Les exigences de la Troïka dans la négociation avec la Grèce vont-elles mener à la catastrophe ?
Dans ce Billet de Libération, Jean Quatremer explique que demander le remboursement intégral de sa dette (comme l’ordonne le FMI) et une baisse des retraites et une augmentation de la TVA (comme l’exige l’UE) n’a aucun sens. Autrement dit, les exigences des créanciers à l’égard de la Grèce sont incohérentes.

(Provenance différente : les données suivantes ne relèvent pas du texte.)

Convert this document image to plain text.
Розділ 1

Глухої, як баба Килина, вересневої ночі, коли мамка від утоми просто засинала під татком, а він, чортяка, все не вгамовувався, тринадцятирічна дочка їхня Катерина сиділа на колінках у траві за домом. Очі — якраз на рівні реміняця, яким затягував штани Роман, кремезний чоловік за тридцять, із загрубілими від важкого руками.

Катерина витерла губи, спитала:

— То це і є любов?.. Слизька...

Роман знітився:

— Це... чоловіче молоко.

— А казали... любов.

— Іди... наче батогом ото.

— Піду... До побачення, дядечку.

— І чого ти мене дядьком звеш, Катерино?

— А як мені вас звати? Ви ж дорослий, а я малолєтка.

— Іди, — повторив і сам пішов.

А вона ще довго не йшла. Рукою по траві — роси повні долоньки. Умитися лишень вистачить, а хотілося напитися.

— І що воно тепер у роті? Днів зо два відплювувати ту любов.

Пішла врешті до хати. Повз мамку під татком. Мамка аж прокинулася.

Dans cette dernière ligne droite, la Troïka (UE/FMI/BCE) se révèle prisonnière de ses propres contradictions.
Le FMI nuit aux négociations sur la Grèce
Il faut licencier Christine Lagarde, directrice générale du Fonds monétaire international (FMI). Ses exigences de nouvelles et sévères coupes budgétaires sont politiquement inacceptables pour la Grèce, ce qui rend de plus en plus probable un échec des négociations en cours et un défaut de paiement à la fin du mois ou dans les semaines qui suivent (il y a toujours des moyens techniques de retarder l’échéance). Ce n’est pas pour rien qu’en 2010, Jean-Claude Trichet, alors président de la Banque centrale européenne (BCE), avait bataillé contre la présence du Fonds monétaire international dans le sauvetage des pays attaqués par les marchés : pour lui, la zone euro avait les moyens de s’occuper seule de ses canards boiteux, ce qui pouvait lui éviter de se voir imposer un agenda décidé ailleurs.
Les faits lui donnent raison : il est désormais clair que la logique de l’organisation de Washington est incompatible avec celle de la zone euro. Le FMI obéit à des considérations uniquement budgétaires : lorsqu’il intervient, il conditionne ses prêts à un équilibre du budget (coupe dans les dépenses, augmentation des impôts) et impose un abandon de dette afin de la rendre soutenable. Or, si la dette grecque a été en partie restructurée, pour un montant de 115 milliards d’euros, cela a été fait très tardivement, en 2012, et les 220 milliards de prêts accordés par la zone euro n’ont pas été concernés. Surtout, le FMI ne se préoccupe guère du maintien de la Grèce dans l’euro, pas plus que de la pérennité du projet européen : ce sont des questions politiques qui lui sont étrangères.
Pour la zone euro, c’est l’inverse : sa priorité est politique, éviter un «Grexit» qui menacerait la pérennité de la monnaie unique. Mais elle continue à faire mine de croire que la Grèce pourra rembourser ses dettes à partir de 2023 (rien n’est exigible avant), alors qu’elle sait bien que ce ne sera jamais le cas. Le fait que le Fonds monétaire international et la zone euro négocient ensemble pousse chacun à l’intransigeance et aboutit à exiger d’Athènes l’impossible : des coupes budgétaires visant non seulement à l’équilibre, mais à un excédent primaire irréaliste censé permettre le remboursement d’une dette «sanctuarisée». Deux logiques inconciliables qui menacent l’Europe d’une catastrophe sans précédent.